Se ne riparla il mese prossimo, dopo il 2 maggio. La delega fiscale, che si trova in commissione alla Camera dal 17 novembre ci resterà ancora un po’. Doveva sbarcare in aula martedì prossimo ma serve tempo per tradurre in limature il quasi accordo raggiunto ieri mattina nell’incontro tra un Draghi che non aveva alcuna intenzione di forzare rischiando la crisi e i leader del centrodestra, terrorizzati dal voto anticipato.

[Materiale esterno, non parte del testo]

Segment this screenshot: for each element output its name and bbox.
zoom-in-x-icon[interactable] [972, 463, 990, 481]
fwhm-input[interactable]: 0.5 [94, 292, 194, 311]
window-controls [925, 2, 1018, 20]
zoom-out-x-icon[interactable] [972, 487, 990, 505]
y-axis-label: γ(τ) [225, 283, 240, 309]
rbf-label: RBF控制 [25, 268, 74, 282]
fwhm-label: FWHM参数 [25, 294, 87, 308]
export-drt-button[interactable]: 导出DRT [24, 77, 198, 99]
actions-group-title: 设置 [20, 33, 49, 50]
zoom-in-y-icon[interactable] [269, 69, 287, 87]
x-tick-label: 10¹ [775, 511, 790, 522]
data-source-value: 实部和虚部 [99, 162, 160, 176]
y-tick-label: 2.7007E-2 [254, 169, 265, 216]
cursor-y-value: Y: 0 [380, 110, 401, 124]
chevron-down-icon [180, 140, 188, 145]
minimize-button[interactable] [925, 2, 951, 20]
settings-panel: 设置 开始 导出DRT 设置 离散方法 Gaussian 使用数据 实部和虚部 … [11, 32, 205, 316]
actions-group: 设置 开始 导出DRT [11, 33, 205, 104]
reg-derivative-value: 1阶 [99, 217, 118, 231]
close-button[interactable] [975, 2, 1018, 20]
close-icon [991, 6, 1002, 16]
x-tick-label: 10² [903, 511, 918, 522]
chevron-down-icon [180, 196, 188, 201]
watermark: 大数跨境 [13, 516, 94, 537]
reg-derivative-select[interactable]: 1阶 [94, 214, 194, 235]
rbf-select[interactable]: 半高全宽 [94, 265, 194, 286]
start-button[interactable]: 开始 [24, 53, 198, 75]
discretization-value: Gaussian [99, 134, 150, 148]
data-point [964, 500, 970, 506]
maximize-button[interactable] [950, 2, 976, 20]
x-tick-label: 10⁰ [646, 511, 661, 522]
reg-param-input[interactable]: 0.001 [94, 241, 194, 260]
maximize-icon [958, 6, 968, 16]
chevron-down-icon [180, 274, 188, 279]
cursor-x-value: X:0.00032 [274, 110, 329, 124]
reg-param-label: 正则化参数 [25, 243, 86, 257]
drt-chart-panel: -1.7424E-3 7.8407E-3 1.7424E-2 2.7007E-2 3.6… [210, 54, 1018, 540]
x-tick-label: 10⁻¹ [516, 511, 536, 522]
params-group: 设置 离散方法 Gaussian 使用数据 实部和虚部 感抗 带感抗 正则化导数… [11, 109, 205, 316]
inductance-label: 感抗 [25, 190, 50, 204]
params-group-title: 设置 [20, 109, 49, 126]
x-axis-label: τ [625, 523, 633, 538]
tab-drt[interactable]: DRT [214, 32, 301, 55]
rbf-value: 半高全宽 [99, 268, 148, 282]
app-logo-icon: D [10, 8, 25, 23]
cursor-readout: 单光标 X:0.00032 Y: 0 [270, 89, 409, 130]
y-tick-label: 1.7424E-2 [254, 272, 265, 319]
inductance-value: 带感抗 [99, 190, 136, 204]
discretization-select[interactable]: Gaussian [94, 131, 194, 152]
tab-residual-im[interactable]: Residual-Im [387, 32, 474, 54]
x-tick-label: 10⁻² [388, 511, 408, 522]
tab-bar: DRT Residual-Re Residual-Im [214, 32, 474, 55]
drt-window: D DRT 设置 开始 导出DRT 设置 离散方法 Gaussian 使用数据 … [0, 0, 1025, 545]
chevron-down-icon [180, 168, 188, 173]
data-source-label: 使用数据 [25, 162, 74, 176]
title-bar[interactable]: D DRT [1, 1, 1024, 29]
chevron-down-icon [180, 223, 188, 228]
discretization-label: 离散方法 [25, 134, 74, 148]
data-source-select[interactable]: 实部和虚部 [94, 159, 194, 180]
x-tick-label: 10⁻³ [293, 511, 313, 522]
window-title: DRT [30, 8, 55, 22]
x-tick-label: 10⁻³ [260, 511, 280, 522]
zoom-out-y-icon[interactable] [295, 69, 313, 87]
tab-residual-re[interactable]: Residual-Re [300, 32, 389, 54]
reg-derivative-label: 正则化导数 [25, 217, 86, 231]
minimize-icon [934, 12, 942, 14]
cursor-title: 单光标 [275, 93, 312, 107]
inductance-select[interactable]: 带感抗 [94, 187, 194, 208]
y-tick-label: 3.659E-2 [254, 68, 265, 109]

IL VERTICE, ANTICIPATO da una riunione dei gruppi leghista e forzista che per un attimo aveva fatto temere un vero scontro, dura un’ora e mezzo. Ci sono Matteo Salvini, Antonio Tajani, Maurizio Lupi, Lorenzo Cesa più l’intera brigata dei capigruppo. L’ordine del giorno prevede che si parli solo di fisco e non di Csm: meglio non mettere troppa carne al fuoco. All’uscita sorrisoni e dita metaforicamente alzate a V. «Clima costruttivo con Draghi ampiamente disponibile a risolvere i problemi», giubila Salvini. Appena più cauto Tajani: «Ci rivediamo dopo pasqua e ci auguriamo che si trovi una soluzione positiva. Vogliamo che il governo vada avanti». Vuole la stessa cosa Draghi e glielo ha appena detto: «Io vado avanti», appunto. La chiave del quasi accordo è tutta qui, non in una revisione della delega che sarà più cosmetica che sostanziale. Pd, Meloni e Calenda ironizzano: «Teatro». Non sono lontani dalla realtà.

SALVINI IN REALTÀ la sua richiesta di massima la ha avanzata: «La commissione dovrebbe poter esprimere un parere non solo consultivo sui decreti attuativi». Nemmeno a parlarne. La delega, a quel punto, non sarebbe più tale. Non è un particolare: era quella la sola via, oltre lo stralcio, per tornare indietro sulla riforma del catasto, il vero piatto indigesto per la destra. Ma quella strada è bloccata e lo stralcio pure. I battenti di palazzo Chigi ancora non si erano chiusi alle spalle del gruppone e già le agenzie di stampa si riempivano di indiscrezioni sul no di Draghi allo stralcio. I leghisti si risentono, ribattono: «Non lo abbiamo mai chiesto». E’ vero, anche perché sapevano perfettamente che sarebbe servito solo ad alzare una indesiderata tensione senza approdare a nulla.

DI CATASTO PERÒ si è parlato molto, anche più di quanto non si aspettassero i convenuti. Il premier, dottorale, si è prodotto in una specie di storia del catasto più o meno dall’impero austro-ungarico ai giorni nostri, lasciando i presenti letteralmente ammutoliti. Le conclusioni di Draghi sono state però più attuali: nessuna intenzione di alzare le tasse, ma il nero deve emergere, sennò la riforma a cosa serve? I leader mettono sul tavolo il rischio che, con i nuovi estimi, qualcuno si ritrovi a dover pagare molto di più. Il problema è tutto lì: nel valore aumentato di abitazioni accatastate molto al di sotto di quanto sarebbe dovuto oggi. Anche qui il premier è drastico.

Il valore di mercato deve venire fuori, è un pilastro della riforma come l’emersione del nero. Ma se i tecnici dei partiti scovano una formula che, salvaguardando quei due capisaldi, mette nero su bianco che le tasse non aumenteranno il governo non avrà nulla in contrario ad accoglierla e anzi si metteranno al lavoro anche gli uffici del ministero.

SUL REGIME FISCALE duale, altro cavallo di battaglia della destra e soprattutto del Carroccio, l’accordo è meno posticcio. Bisognerà attenuare il testo per garantire che non ci saranno aumenti delle tasse su affitti e bot ma su quel fronte la destra non prova ad affondare e Draghi non oppone una resistenza blindata. Finisce a tarallucci e vino, anche se bisognerà lavorare molto per tradurre il quasi niente strappato da Salvini e Tajani in norma. I 5 Stelle però drizzano le orecchie: «Valuteremo il nuovo testo e vedremo». Ma anche per loro, come per la destra, la difesa delle bandiere identitarie è per ora questione di facciata. Sino a quando non diventerà una faccenda di sostanza, se mai capiterà, il governo, con qualche inciampo e qualche rallentamento, «andrà avanti».